Bedeian’s profile of deans bit by this bug:

  • Not exempt from the power complex
  • The role of dean actually magnifies the consequences
  • Stems from lack of objective and immediate measures of performance and the ability to hold officer for many years without confrontations

“If faculty wish to stay in the “inner circle” they will take care not to ruffle any decanal feathers and only communicate views that reflect the superiority of their dean’s ideas.”
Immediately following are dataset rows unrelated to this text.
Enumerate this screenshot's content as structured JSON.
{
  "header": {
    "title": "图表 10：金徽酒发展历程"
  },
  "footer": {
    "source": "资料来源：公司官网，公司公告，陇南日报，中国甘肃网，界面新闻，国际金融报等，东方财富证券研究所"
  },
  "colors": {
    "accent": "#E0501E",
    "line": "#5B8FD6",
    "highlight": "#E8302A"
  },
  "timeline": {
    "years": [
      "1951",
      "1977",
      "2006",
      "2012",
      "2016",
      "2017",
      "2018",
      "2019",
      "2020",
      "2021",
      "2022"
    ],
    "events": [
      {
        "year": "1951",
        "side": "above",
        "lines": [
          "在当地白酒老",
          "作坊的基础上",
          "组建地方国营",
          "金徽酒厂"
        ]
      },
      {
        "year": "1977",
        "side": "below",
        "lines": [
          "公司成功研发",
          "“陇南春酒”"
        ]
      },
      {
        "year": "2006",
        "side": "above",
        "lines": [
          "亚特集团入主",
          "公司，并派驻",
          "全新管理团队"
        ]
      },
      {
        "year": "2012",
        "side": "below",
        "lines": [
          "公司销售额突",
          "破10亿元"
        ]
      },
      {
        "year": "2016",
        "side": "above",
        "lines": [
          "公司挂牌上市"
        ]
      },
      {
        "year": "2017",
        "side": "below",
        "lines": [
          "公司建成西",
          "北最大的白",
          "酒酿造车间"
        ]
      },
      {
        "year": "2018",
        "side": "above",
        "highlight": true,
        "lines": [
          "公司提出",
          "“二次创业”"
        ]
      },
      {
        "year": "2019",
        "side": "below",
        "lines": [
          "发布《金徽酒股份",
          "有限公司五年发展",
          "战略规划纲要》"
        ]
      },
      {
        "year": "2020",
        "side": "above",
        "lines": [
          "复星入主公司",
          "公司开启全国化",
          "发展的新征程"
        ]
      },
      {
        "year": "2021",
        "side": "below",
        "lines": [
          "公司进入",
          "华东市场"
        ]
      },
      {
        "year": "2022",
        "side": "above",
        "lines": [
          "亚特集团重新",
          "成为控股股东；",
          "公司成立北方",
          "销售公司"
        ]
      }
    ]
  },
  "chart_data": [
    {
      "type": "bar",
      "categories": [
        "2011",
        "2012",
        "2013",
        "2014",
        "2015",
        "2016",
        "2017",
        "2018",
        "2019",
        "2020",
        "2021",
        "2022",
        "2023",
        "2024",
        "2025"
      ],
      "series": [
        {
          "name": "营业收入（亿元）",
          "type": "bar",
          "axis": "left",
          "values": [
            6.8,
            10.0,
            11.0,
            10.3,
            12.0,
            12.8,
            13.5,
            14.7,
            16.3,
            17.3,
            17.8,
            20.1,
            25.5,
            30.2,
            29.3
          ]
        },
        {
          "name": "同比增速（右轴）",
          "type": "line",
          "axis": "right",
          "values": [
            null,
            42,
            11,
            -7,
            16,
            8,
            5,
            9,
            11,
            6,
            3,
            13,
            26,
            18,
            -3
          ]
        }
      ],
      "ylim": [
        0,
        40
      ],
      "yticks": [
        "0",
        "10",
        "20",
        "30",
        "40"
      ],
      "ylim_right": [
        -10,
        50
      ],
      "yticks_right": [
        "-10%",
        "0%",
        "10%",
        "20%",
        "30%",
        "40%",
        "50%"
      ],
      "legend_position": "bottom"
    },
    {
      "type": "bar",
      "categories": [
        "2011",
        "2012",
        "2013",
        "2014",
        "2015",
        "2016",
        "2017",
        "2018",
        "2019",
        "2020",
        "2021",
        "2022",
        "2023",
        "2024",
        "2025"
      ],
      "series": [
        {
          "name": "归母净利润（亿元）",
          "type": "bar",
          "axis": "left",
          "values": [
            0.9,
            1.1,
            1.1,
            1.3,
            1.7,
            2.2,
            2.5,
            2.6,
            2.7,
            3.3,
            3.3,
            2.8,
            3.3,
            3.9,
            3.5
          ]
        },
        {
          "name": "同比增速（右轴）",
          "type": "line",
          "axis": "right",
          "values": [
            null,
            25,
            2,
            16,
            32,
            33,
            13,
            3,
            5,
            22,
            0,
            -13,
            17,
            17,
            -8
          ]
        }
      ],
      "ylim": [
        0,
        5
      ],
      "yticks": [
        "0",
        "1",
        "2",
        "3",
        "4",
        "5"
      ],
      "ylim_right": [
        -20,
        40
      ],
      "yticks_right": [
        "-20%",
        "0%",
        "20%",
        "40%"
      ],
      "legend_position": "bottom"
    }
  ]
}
  • Comfortable being surrounded by those who do not contradict their opinions or ideas
  • The echo chamber effect, leads to false illusion that everything is rosy inside their division or college
  • Most professors (especially nontenured) will not challenge the dean due to the privileges and rewards gained from being in the dean’s inner circle
  • Have an inflated sense of self – they believe they are really as gifted and intelligent as others tell them they are
  • Expresses irritation (usually ferociously) when views are challenged or new colleagues challenge the status-quo of way things are done
  • You can judge the quality of a dean by the quality of the people he surrounds himself with

Wow. The article had rather scathing comments about deans. I must say that it took the author some guts to write such a provocative piece. I kept thinking that he must have some real war stories apart from the few he mentioned that has led him to these conclusions. In an amusing way, it seems like something a professor would write on his way out the door.

Nevertheless, I love people who take a stand and speak out with courage. I hope many deans read it and examine their own behaviors. A rather interesting read. Check it out. The author also writes ways to prevent the “disease” or minimize its effects and a great check-list of questions deans should ask themselves at the end.

I’m very interested in the effects of power. Many of the symptoms of the “dean’s disease” is also applicable to CEOs and other managers. Watch out for the metamorphic effects in your own life and career. It may be harder to control than you think. But taking on that struggle is always a good thing.